Paper No. 17-6
Presentation Time: 10:00 AM
GULLY FORMATION AND SEASONAL FLOWS ON MARS: REVISITING WATER FLOW PROCESSES AS A FORMATION MECHANISM ON RECENT AND CURRENT MARS
GULICK, Virginia C., NASA Ames/SETI Institute, NASA Ames Research Center, Mail Stop 239-20, Moffett Field, CA 94035, GLINES, Natalie H., NASA Ames/ SETI Institute, NASA Ames Research Center, Mail Stop 239-20, Moffett Field, CA 94035 and HARGITAI, Henrik I., NASA Ames/NPP, NASA Ames Research Center, MS 239-20, Moffett Field, CA 94035, Virginia.C.Gulick@nasa.gov
The discoveries of Martian gullies (Malin and Edgett, 2000) and seasonal slope flows (McEwen et al., 2011) active on Mars today have re-ignited the debate over various channel, valley, and gully formation mechanisms on Mars. The controversy over whether liquid water was the primary formation mechanism, harkens back to the contentious debate over the cataclysmic flooding of the Channeled Scablands advocated by J Harlen Bretz. Likewise, during the mid-1970s to early 2000s, catastrophic flooding and ground-water sapping processes advocated by Vic Baker and others were strongly debated along with other mechanisms as the primary processes responsible for outflow channel and valley network formation on Mars. During the last few years, the value of multiple working hypotheses is again becoming apparent, this time in understanding Martian gullies and Recurring Slope Lineae. Formation mechanisms put forth to explain these fluvial-like landforms include liquid H
2O/ice erosion, CO
2 ice/frost sublimation processes, CO
2ice block sliding, salt deliquescence, and dry granular flows, among others.

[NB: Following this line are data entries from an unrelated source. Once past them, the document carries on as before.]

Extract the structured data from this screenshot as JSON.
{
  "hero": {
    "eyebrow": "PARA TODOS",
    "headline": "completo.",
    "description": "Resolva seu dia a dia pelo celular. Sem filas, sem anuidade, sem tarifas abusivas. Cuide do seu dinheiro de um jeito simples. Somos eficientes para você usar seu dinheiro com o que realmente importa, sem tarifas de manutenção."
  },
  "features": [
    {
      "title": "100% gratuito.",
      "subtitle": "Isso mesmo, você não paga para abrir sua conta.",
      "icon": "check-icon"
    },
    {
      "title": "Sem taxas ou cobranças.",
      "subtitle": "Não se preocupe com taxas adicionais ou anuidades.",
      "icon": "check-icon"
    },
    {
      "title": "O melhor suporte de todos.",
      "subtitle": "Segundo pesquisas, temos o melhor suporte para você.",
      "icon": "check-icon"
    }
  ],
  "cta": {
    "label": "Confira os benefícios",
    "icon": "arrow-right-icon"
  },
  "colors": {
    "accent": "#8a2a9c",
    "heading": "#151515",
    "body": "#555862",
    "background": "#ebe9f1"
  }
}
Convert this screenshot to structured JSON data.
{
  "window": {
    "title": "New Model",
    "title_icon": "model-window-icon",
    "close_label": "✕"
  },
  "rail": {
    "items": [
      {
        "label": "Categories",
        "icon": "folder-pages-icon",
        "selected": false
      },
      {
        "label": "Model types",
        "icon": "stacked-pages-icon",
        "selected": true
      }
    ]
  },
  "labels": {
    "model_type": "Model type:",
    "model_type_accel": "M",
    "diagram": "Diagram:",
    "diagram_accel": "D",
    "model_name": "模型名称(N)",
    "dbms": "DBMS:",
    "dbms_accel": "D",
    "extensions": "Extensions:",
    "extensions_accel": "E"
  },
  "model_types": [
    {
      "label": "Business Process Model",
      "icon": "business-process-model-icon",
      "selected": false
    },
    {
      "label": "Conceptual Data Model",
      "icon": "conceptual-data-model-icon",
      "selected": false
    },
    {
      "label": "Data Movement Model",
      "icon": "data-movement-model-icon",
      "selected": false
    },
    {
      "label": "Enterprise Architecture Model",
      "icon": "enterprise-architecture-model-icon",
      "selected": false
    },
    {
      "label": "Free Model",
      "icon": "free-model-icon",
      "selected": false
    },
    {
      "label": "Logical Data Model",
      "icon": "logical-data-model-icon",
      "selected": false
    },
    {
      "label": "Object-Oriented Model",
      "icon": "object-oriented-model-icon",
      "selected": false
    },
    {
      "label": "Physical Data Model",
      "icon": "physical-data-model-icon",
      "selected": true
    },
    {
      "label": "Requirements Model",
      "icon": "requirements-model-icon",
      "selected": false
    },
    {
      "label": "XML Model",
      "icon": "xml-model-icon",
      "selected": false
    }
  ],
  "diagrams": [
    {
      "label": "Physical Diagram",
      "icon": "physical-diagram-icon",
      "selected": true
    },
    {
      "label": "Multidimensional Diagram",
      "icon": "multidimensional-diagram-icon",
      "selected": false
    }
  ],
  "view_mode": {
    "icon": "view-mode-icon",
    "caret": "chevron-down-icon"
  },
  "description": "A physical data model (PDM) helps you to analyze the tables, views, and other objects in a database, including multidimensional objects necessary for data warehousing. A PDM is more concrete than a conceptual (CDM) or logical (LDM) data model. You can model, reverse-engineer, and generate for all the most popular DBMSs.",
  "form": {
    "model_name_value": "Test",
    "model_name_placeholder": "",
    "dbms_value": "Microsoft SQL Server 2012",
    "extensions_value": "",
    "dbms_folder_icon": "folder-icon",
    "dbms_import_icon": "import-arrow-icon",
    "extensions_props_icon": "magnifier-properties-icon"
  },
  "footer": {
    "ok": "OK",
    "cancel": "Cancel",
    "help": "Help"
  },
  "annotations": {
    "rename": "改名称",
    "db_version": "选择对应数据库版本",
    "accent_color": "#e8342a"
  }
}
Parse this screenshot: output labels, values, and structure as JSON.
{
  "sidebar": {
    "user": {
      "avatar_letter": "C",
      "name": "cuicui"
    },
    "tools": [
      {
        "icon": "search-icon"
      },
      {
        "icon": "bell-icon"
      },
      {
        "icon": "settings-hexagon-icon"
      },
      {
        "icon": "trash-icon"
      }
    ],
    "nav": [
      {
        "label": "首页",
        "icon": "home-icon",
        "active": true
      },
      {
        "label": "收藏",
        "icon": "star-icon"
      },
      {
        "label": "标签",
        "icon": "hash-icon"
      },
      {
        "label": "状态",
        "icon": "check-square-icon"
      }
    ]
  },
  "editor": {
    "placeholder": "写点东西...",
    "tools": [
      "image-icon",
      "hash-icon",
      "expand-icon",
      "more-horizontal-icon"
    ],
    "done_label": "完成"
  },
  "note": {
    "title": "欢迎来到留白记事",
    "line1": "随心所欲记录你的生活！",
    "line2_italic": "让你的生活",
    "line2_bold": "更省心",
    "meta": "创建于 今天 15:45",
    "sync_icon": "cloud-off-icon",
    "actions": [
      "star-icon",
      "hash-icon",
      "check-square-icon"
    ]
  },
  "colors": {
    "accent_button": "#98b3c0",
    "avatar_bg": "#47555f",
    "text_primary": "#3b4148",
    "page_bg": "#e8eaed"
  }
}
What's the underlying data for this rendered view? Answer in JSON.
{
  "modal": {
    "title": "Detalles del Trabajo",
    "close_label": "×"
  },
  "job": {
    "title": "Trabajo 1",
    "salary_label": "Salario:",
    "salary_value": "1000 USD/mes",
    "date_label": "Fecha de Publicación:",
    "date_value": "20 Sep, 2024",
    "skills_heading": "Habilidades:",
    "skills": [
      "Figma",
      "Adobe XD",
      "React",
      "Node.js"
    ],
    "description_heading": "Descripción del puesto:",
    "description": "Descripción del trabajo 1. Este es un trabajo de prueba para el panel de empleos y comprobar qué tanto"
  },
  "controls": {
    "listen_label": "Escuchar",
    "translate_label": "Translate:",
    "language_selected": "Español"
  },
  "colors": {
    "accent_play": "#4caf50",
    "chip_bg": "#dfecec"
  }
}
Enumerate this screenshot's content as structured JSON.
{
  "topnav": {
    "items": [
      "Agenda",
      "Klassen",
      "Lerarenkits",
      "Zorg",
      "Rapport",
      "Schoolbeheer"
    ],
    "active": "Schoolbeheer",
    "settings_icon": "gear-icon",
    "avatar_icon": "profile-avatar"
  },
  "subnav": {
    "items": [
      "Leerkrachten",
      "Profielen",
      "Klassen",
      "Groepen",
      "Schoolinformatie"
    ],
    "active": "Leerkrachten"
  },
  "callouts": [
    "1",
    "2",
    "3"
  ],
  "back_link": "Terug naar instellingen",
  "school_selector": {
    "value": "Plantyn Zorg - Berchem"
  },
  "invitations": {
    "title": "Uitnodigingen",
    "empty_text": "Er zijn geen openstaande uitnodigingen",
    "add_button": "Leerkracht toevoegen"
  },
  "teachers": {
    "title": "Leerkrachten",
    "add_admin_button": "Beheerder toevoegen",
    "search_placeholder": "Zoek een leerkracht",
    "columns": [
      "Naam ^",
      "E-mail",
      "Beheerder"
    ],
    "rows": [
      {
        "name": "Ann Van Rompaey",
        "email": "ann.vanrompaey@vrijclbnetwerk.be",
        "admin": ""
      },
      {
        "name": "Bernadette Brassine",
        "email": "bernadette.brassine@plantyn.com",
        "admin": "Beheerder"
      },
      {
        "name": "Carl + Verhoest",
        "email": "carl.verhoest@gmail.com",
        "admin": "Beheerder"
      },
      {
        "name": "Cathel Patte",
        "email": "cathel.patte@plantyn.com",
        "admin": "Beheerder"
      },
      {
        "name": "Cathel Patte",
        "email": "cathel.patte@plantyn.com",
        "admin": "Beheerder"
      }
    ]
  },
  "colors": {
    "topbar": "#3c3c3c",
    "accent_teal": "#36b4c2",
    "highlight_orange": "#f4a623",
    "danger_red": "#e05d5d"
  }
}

In this study, we used recent images returned by NASA’s Mars Reconnaissance Orbiter’s (MRO) HiRISE camera along with other data to evaluate the potential role of water processes in forming the gullies and other similar features. We constructed drainage maps and carried out detailed morphological and morphometric studies of gully systems in various environmental settings. Using HiRISE digital terrain models, we generated detailed longitudinal and cross-sectional profiles of numerous gully systems and derived volume estimates for both the gullies and their debris aprons. Several gully networks formed highly integrated patterns similar in morphology to fluvial systems. We find that the highly integrated systems generally have eroded volumes significantly larger than their apron volumes, suggesting the missing volumes (~40-60% or more) were likely volatiles involved in gully formation. Surface temperature data suggest that the volatile component may be more consistent with H2O although CO2 cannot be ruled out. Other less integrated systems have apron volumes that equal or significantly exceed the eroded gully volumes suggesting that dry flows, avalanching, gully infill, or other dry processes may have been more important.